Evaluating Log-Likelihood for Confidence Estimation in LLM-Based Multiple-Choice Question Answering
DOI:
https://doi.org/10.70844/ijas.2025.2.29Keywords:
Artificial intelligence, Machine learning, Large Language Models (LLMs), Confidence estimation, Log-likelihood, Calibration, Multiple-Choice Question Answering (MCQA), Softmax, Uncertainty quantification, Model reliability, Answer scoring methods, NLP evaluationAbstract
Reliable deployment of Large Language Models (LLMs) in question-answering tasks requires well-calibrated confidence estimates. This work investigates whether token-level log-likelihoods—sums of log-probabilities over answer tokens—can serve as effective confidence signals in Multiple-Choice Question Answering (MCQA). We compare three methods: (1) Raw log-likelihood, (2) length-normalized log- likelihood and (3) conventional softmax-based choice probability.

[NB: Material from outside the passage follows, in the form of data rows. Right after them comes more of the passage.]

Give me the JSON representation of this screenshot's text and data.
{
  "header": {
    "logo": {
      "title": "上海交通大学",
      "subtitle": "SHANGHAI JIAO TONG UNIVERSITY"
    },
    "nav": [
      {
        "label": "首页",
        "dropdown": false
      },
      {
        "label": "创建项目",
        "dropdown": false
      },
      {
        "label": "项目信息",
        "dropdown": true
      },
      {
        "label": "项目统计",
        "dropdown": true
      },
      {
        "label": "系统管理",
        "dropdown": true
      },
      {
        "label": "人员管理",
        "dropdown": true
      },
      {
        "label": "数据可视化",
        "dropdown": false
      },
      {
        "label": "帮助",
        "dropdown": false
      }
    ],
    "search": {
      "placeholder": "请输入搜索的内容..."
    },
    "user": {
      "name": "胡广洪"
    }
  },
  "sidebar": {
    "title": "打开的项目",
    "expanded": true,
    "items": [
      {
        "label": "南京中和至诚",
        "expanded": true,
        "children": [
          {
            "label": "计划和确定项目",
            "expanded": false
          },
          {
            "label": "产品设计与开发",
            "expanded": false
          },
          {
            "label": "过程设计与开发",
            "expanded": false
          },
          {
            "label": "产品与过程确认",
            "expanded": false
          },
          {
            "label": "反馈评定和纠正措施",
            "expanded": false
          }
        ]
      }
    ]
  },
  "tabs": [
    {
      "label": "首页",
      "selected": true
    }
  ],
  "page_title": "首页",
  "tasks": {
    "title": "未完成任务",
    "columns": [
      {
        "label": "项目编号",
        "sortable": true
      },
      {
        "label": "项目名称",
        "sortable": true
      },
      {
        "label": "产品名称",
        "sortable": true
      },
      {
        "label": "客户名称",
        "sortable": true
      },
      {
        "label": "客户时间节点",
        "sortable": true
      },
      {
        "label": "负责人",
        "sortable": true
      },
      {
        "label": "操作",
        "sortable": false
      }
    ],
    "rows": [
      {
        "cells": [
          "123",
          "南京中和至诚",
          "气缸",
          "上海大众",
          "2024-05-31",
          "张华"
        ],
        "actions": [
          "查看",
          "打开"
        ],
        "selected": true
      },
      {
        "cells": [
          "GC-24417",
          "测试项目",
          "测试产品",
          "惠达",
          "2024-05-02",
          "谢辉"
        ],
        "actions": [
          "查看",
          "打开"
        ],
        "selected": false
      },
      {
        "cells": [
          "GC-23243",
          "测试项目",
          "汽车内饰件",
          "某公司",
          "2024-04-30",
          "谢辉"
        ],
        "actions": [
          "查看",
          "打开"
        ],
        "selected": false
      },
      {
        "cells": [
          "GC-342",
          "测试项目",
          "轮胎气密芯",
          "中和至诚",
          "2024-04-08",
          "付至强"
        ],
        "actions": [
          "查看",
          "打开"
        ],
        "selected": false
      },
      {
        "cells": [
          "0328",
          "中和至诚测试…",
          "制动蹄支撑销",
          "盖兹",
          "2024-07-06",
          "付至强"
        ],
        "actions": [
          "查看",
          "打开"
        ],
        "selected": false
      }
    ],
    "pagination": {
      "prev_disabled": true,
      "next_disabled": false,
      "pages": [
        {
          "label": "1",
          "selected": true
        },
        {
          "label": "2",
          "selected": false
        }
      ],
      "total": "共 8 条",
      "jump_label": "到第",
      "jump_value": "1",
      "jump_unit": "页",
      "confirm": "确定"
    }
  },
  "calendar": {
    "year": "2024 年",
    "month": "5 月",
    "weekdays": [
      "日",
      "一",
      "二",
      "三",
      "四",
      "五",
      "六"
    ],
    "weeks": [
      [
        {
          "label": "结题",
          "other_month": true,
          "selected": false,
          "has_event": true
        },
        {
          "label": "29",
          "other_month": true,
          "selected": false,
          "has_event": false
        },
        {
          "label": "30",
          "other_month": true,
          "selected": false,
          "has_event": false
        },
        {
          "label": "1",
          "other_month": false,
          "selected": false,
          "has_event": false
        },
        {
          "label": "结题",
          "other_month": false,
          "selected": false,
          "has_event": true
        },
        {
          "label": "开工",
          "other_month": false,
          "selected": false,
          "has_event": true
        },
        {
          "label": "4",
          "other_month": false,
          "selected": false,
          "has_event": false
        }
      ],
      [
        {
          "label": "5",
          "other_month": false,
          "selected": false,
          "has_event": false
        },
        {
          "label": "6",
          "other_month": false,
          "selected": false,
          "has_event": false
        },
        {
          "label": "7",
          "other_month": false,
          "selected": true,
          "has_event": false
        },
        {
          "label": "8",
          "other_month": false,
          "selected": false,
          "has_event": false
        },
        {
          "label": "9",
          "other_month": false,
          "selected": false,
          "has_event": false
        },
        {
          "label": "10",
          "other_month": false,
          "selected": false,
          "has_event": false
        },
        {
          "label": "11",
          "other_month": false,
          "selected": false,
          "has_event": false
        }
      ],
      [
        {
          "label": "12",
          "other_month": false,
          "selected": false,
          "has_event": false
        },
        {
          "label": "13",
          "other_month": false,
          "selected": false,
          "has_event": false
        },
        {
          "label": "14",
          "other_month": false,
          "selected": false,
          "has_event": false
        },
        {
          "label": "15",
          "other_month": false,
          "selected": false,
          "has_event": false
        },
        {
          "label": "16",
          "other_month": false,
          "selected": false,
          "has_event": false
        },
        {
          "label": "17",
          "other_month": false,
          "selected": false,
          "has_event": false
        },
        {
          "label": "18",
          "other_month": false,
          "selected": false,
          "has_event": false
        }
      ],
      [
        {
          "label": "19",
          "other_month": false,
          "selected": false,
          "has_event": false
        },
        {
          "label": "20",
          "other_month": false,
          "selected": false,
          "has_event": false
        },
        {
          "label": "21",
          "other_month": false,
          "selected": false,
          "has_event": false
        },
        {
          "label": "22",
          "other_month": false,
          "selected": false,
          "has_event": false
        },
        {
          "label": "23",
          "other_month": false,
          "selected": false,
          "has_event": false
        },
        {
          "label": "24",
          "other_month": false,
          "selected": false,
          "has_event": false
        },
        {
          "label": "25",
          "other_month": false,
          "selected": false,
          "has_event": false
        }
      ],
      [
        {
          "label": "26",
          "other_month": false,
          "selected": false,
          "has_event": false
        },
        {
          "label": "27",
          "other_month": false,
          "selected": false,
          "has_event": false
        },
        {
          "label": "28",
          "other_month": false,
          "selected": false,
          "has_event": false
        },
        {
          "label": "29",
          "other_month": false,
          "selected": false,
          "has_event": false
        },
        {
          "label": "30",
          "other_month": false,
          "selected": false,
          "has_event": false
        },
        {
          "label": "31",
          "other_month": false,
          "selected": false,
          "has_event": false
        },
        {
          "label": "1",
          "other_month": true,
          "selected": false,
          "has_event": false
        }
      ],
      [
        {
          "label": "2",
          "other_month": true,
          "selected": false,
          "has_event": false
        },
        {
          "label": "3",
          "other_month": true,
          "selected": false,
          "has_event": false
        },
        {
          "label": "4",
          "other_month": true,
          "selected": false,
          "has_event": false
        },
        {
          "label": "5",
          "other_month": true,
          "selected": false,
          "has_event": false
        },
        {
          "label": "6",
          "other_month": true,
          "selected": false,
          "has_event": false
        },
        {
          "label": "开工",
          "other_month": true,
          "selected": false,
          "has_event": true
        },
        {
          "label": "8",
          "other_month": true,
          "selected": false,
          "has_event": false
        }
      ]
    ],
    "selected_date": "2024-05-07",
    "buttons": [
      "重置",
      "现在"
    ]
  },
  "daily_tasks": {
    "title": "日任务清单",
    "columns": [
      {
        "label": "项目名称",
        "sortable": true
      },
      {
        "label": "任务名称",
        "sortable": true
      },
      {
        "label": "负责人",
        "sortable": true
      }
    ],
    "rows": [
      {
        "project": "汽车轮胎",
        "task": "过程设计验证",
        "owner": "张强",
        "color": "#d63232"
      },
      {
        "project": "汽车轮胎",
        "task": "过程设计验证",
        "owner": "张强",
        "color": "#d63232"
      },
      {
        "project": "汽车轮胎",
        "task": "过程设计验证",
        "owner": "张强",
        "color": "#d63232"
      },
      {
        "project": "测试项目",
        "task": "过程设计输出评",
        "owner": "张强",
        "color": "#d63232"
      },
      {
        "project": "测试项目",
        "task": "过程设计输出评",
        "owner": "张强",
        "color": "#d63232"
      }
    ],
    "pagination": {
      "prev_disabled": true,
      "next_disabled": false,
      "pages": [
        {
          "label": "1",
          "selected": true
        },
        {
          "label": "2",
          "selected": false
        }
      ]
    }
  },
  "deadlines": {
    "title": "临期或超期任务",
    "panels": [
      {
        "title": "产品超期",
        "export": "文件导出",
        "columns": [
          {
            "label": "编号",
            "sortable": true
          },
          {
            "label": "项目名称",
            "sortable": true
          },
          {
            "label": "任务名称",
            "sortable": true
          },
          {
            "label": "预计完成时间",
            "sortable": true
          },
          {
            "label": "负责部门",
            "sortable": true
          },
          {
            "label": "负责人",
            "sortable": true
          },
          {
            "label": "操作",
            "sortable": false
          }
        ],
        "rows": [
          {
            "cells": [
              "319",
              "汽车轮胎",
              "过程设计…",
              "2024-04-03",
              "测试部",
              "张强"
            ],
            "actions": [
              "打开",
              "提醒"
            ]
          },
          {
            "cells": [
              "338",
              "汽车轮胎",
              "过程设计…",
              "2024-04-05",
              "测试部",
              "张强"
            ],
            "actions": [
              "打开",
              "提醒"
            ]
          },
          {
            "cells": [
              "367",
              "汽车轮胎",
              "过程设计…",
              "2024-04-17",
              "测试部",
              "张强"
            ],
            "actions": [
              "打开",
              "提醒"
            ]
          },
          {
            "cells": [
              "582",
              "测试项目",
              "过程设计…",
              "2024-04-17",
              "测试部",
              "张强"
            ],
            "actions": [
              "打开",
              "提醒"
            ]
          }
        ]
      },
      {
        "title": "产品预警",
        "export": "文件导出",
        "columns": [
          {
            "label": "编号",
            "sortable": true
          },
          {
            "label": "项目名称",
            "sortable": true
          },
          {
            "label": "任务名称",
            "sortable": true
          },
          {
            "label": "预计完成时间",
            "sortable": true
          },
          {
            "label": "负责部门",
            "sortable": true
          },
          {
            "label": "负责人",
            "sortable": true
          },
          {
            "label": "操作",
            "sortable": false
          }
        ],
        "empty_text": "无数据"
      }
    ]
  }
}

Across four diverse MCQA benchmarks, we find that no single scoring method is universally best. Length normalization can significantly improve calibration but may reduce accuracy, while softmax and raw log-likelihood yield identical predictions. These results highlight important trade-offs between calibration and accuracy and offer insights into selecting or adapting confidence measures for different tasks. Our findings inform the design of more trustworthy LLM-based QA systems and lay groundwork for broader uncertainty quantification efforts.